Mas não é preciso fazer declarações ponderadas. Tem sido mais divertido assistir aos Golden State Warriors [8] a jogar, ou séries de mistério escandinavas, ou ler livros e, acima de tudo, relaxar e sair com a família. Tenho muita sorte de estar cercado por todo o amor que tenho aqui.


Notas da tradução
[1] Aqui, Mike refere-se à Irmandade Internacional de Teamsters (IBT), também conhecida como Sindicato dos Teamsters. Trata-se de um sindicato dos Estados Unidos e no Canadá formado em 1903 através da fusão do sindicato The Team Drivers International e do sindicato Teamsters National Union.

[2] Marcha histórica em oposição à Guerra do Vietname. Aconteceu em 29 de agosto de 1970, protagonizada por descendentes dos povos nauas, um dos principais grupos culturais da Mesoamérica. Dos enviados para o combate, 10% dos cidadãos dos estados do sudoeste do país eram mexicanos-americanos e 20% deles morreram no Vietname. O protesto foi fortemente reprimido por forças policiais, mesmo contando com mais de trinta mil pessoas nas ruas de Los Angeles.

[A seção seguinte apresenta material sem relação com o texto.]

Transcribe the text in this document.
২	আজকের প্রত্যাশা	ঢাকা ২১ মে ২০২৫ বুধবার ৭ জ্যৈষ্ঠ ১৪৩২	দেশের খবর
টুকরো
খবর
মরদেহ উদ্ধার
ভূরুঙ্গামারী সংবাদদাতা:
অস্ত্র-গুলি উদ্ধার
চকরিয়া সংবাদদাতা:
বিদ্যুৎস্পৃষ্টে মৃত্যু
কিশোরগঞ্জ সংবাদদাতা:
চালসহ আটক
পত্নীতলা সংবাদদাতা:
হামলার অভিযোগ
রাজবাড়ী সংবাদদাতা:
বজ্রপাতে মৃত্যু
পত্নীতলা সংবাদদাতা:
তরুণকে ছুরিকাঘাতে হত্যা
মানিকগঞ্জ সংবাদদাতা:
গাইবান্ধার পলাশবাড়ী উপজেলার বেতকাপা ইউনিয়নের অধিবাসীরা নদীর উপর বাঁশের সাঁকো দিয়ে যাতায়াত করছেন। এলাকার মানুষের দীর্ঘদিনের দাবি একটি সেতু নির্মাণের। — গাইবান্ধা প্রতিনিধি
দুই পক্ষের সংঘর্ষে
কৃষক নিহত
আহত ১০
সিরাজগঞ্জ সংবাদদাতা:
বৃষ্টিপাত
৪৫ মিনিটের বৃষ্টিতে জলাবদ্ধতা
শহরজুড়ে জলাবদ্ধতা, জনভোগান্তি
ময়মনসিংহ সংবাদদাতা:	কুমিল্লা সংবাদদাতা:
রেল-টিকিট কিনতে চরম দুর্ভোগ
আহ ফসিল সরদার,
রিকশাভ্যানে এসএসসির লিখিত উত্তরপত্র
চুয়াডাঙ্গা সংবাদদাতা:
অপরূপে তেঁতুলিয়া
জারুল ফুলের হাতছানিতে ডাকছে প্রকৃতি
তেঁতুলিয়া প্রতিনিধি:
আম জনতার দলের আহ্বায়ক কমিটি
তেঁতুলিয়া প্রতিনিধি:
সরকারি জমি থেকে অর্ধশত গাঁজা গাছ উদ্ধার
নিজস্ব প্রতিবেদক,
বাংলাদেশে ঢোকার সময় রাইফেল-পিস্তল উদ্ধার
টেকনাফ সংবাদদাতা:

[3] Rodney King foi um motorista de táxi americano conhecido por ter sido brutalmente agredido por vários polícias de Los Angeles em 3 de março de 1991, depois de ser perseguido enquanto estava em liberdade condicional por roubo. Morreu em junho de 2012 num afogamento acidental.

[4] Sam Dean refere-se ao confronto armado nacionalista inter-étnico que ocorreu na Irlanda do Norte, de 1968 a 1998. O conflito foi protagonizado pelos protestantes da Irlanda do Norte, de um lado, que buscavam preservar laços com o Reino Unido. Do outro, estavam os republicanos irlandeses do IRA (Exército Republicano Irlandês).

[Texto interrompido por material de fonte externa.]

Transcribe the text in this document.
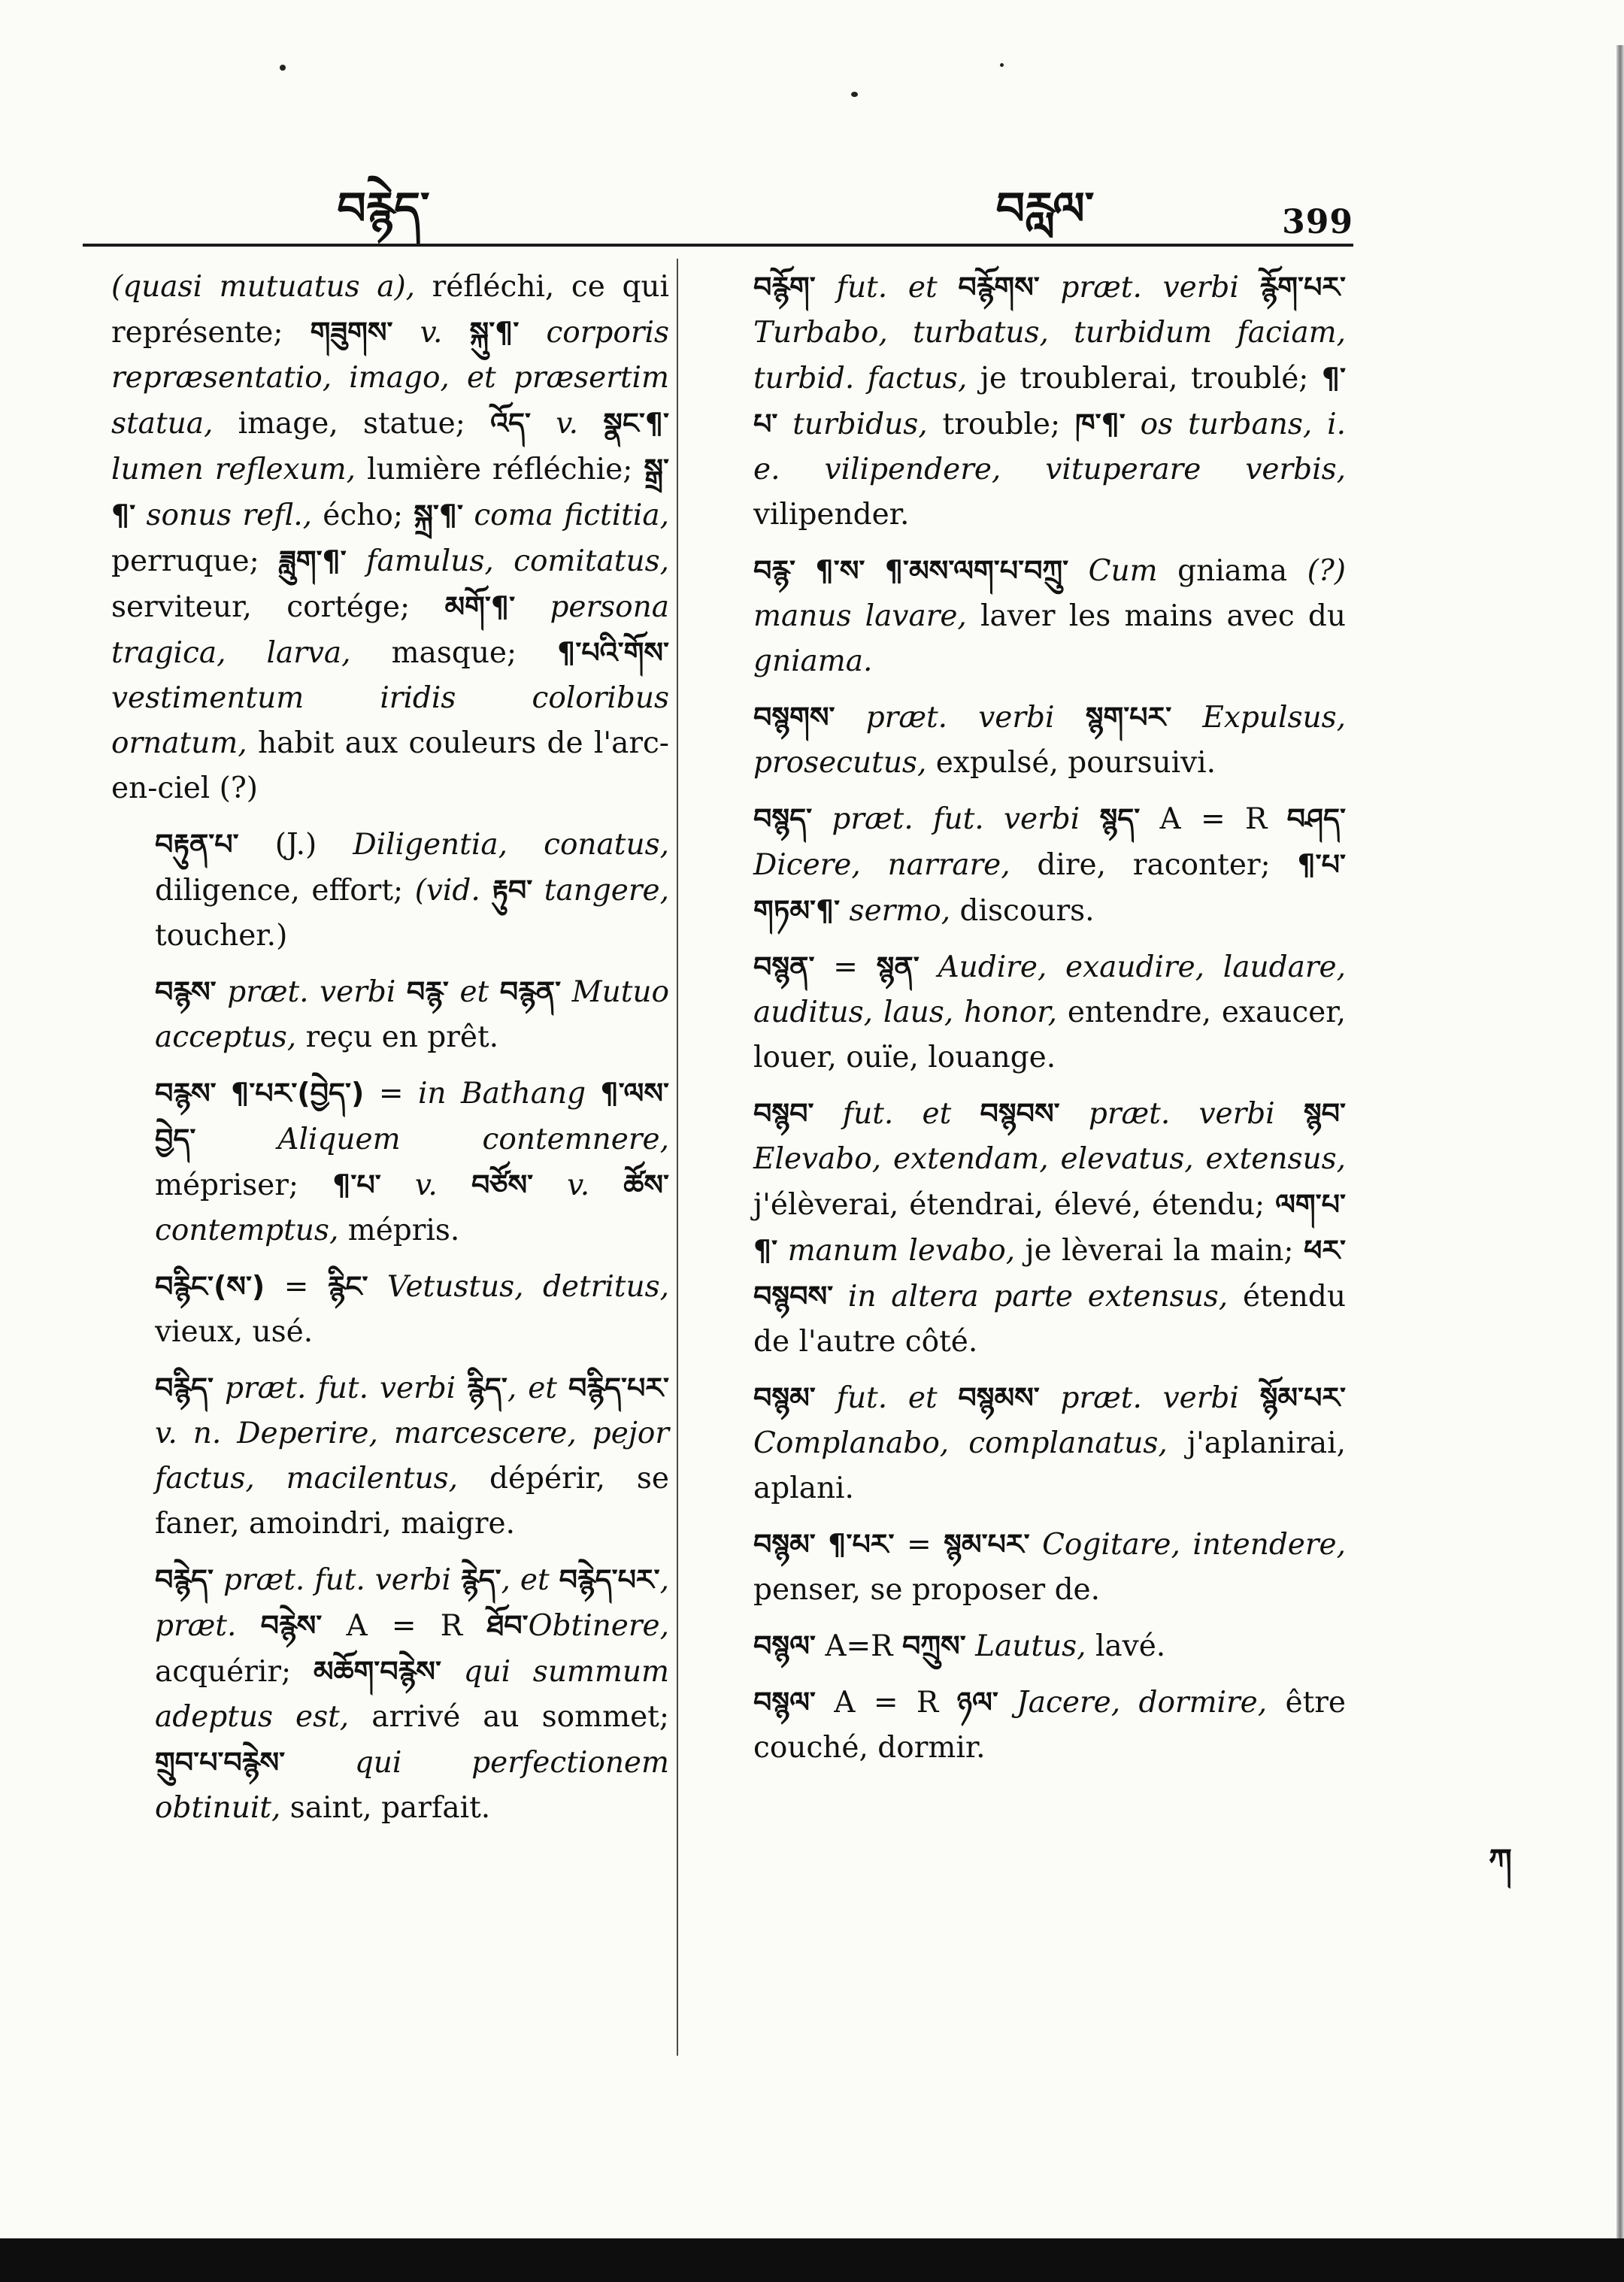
བརྙེད་	བརླལ་	399

(quasi mutuatus a), réfléchi, ce qui représente; གཟུགས་ v. སྐུ་¶་ corporis repræsentatio, imago, et præsertim statua, image, statue; འོད་ v. སྣང་¶་ lumen reflexum, lumière réfléchie; སྒྲ་¶་ sonus refl., écho; སྐྲ་¶་ coma fictitia, perruque; ཟླུག་¶་ famulus, comitatus, serviteur, cortége; མགོ་¶་ persona tragica, larva, masque; ¶་པའི་གོས་ vestimentum iridis coloribus ornatum, habit aux couleurs de l'arc-en-ciel (?)

བརྟུན་པ་ (J.) Diligentia, conatus, diligence, effort; (vid. རྟུབ་ tangere, toucher.)

བརྙས་ præt. verbi བརྙ་ et བརྙན་ Mutuo acceptus, reçu en prêt.

བརྙས་ ¶་པར་(བྱེད་) = in Bathang ¶་ལས་བྱེད་ Aliquem contemnere, mépriser; ¶་པ་ v. བཙོས་ v. ཚོས་ contemptus, mépris.

བརྙིང་(ས་) = རྙིང་ Vetustus, detritus, vieux, usé.

བརྙིད་ præt. fut. verbi རྙིད་, et བརྙིད་པར་ v. n. Deperire, marcescere, pejor factus, macilentus, dépérir, se faner, amoindri, maigre.

བརྙེད་ præt. fut. verbi རྙེད་, et བརྙེད་པར་, præt. བརྙེས་ A = R ཐོབ་Obtinere, acquérir; མཆོག་བརྙེས་ qui summum adeptus est, arrivé au sommet; གྲུབ་པ་བརྙེས་ qui perfectionem obtinuit, saint, parfait.

བརྙོག་ fut. et བརྙོགས་ præt. verbi རྙོག་པར་ Turbabo, turbatus, turbidum faciam, turbid. factus, je troublerai, troublé; ¶་པ་ turbidus, trouble; ཁ་¶་ os turbans, i. e. vilipendere, vituperare verbis, vilipender.

བརྙ་ ¶་ས་ ¶་མས་ལག་པ་བཀྲུ་ Cum gniama (?) manus lavare, laver les mains avec du gniama.

བསྙགས་ præt. verbi སྙག་པར་ Expulsus, prosecutus, expulsé, poursuivi.

བསྙད་ præt. fut. verbi སྙད་ A = R བཤད་ Dicere, narrare, dire, raconter; ¶་པ་ གཏམ་¶་ sermo, discours.

བསྙན་ = སྙན་ Audire, exaudire, laudare, auditus, laus, honor, entendre, exaucer, louer, ouïe, louange.

བསྙབ་ fut. et བསྙབས་ præt. verbi སྙབ་ Elevabo, extendam, elevatus, extensus, j'élèverai, étendrai, élevé, étendu; ལག་པ་¶་ manum levabo, je lèverai la main; ཕར་བསྙབས་ in altera parte extensus, étendu de l'autre côté.

བསྙམ་ fut. et བསྙམས་ præt. verbi སྙོམ་པར་ Complanabo, complanatus, j'aplanirai, aplani.

བསྙམ་ ¶་པར་ = སྙམ་པར་ Cogitare, intendere, penser, se proposer de.

བསྙལ་ A=R བཀྲུས་ Lautus, lavé.

བསྙལ་ A = R ཉལ་ Jacere, dormire, être couché, dormir.

ཀ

[5] Organização de esquerda radical fundada em 1969 no campus Ann Arbor da Universidade de Michigan. Operou até ao ano de 1977.

[6] Zabriskie Point é um filme de Michelangelo Antonioni lançado em 1970 que mostra o movimento da contracultura dos EUA na época. O nome refere-se ao marco natural Zabriskie Point, no Vale da Morte, na Califórnia, EUA, local onde ocorreram algumas filmagens.

[7] Bohemian Grove é um acampamento localizado em Monte Rio, na Califórnia, pertencente a um clube masculino privado com sede em São Francisco. No dia primeiro de julho de cada ano, o acampamento recebe, durante duas semanas, alguns dos homens mais poderosos do mundo. Desde 1899, recebe apenas os membros masculinos recrutados principalmente na elite política, económica, artística e mediática dos Estados Unidos. Como medida da exclusividade do clube, o sócio é informado que a lista de espera é de 15 a 20 anos.

[8] Equipa de basquetebol da Califórnia pertencente à NBA (National Basketball Association).


Sam Dean é um repórter de negócios do Los Angeles Times que cobre o setor de tecnologia no sul da Califórnia. Trabalhou anteriormente como redator de artigos para várias publicações, incluindo Newsweek, The Verge, 538 e Lucky Peach.


Mike Davis nasceu na cidade de Fontana, Califórnia, em 1946. Abandonou os estudos precocemente, aos dezasseis anos, devido a uma grave doença do pai. Trabalhou como açougueiro, motorista de camiões e militou no Partido Comunista da Califórnia meridional antes de regressar às salas de aulas. Aos 28 anos, ingressou na Universidade da Califórnia de Los Angeles para estudar economia e história. Atualmente, mora em San Diego, é um distinguished professor no departamento de Escrita Criativa da Universidade da Califórnia, em Riverside, e integra o conselho editorial da New Left Review. Autor de vários livros, entre eles Ecologia do medo, Holocaustos coloniais, O monstro bate à nossa porta, Planeta Favela, Apologia dos bárbaros e Cidade de Quartzo.


Entrevista publicada originalmente no Los Angeles Times em 25 de julho de 2022. Texto traduzido por Marcelo Bamonte para o blogue da Boitempo. Editado para português de Portugal pelo Esquerda.net.